Levodopa responsiveness with early development of motor fluctuation and LID was frequently reported in BPAN [4-6]. In some cases, similar to in the patient we presented, LID was disabling which warranted discontinuation of levodopa. Lacking neuronal loss in the putamen and sparing of post-synaptic dopaminergic receptors may be related to these phenotypes [6]; however, the exact mechanism of LID remains unclear.

Conflicts of Interest

The authors have no financial conflicts of interest.

Figure 1.
MRI and 18F-FP-CIT PET findings of a patient with beta-propeller protein-associated neurodegeneration.
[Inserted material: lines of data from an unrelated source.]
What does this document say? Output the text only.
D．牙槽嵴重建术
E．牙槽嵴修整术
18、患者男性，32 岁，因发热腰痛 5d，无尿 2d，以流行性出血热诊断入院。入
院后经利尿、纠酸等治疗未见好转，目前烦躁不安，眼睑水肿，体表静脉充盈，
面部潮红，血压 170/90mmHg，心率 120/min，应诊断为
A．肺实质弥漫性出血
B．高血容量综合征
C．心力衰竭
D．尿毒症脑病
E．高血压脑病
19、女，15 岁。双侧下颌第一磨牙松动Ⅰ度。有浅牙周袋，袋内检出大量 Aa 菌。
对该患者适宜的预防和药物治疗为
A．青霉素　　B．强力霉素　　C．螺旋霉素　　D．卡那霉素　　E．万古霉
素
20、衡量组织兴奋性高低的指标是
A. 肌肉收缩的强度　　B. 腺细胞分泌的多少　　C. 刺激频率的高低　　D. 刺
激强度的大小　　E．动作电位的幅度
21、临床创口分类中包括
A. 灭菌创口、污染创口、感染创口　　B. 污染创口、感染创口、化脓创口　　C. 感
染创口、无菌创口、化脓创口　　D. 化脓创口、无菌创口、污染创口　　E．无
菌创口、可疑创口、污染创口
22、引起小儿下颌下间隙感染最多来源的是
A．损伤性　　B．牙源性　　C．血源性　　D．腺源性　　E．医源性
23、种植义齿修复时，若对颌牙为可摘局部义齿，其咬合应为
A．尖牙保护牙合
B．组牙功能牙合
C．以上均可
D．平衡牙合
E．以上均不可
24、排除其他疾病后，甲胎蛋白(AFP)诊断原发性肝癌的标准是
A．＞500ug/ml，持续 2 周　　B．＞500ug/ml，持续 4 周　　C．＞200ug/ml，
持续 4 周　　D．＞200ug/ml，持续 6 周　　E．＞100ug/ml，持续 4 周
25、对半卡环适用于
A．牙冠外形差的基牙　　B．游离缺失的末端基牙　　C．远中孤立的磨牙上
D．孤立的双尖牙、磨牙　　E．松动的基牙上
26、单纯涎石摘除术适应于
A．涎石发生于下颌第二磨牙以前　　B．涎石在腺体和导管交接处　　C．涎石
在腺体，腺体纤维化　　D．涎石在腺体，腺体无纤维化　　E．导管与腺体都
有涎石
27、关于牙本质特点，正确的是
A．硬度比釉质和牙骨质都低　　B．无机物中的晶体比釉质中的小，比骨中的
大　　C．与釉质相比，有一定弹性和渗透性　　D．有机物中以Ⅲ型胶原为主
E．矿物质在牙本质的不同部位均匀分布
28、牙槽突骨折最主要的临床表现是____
T2-weighted and susceptibility-weighed MR images show marked hypointensity in the globus pallidus (A and B) and the substantia nigra (C and D) in axial slices. T1-weighted 3D MP-RAGE axial images show a central band of hypointensity in the substantia nigra area (E). 18F-FP-CIT PET showed symmetrically reduced dopamine transporter binding activity in the bilateral striatum, where the posterior part of the putamen was more involved than the anterior part (F). 18F-FP-CIT: 18F-fluoropropyl-2-beta-carbomethoxy-3-beta-(4-iodophenyl) nortropane, PET: positron emission tomography, 3D: three-dimential.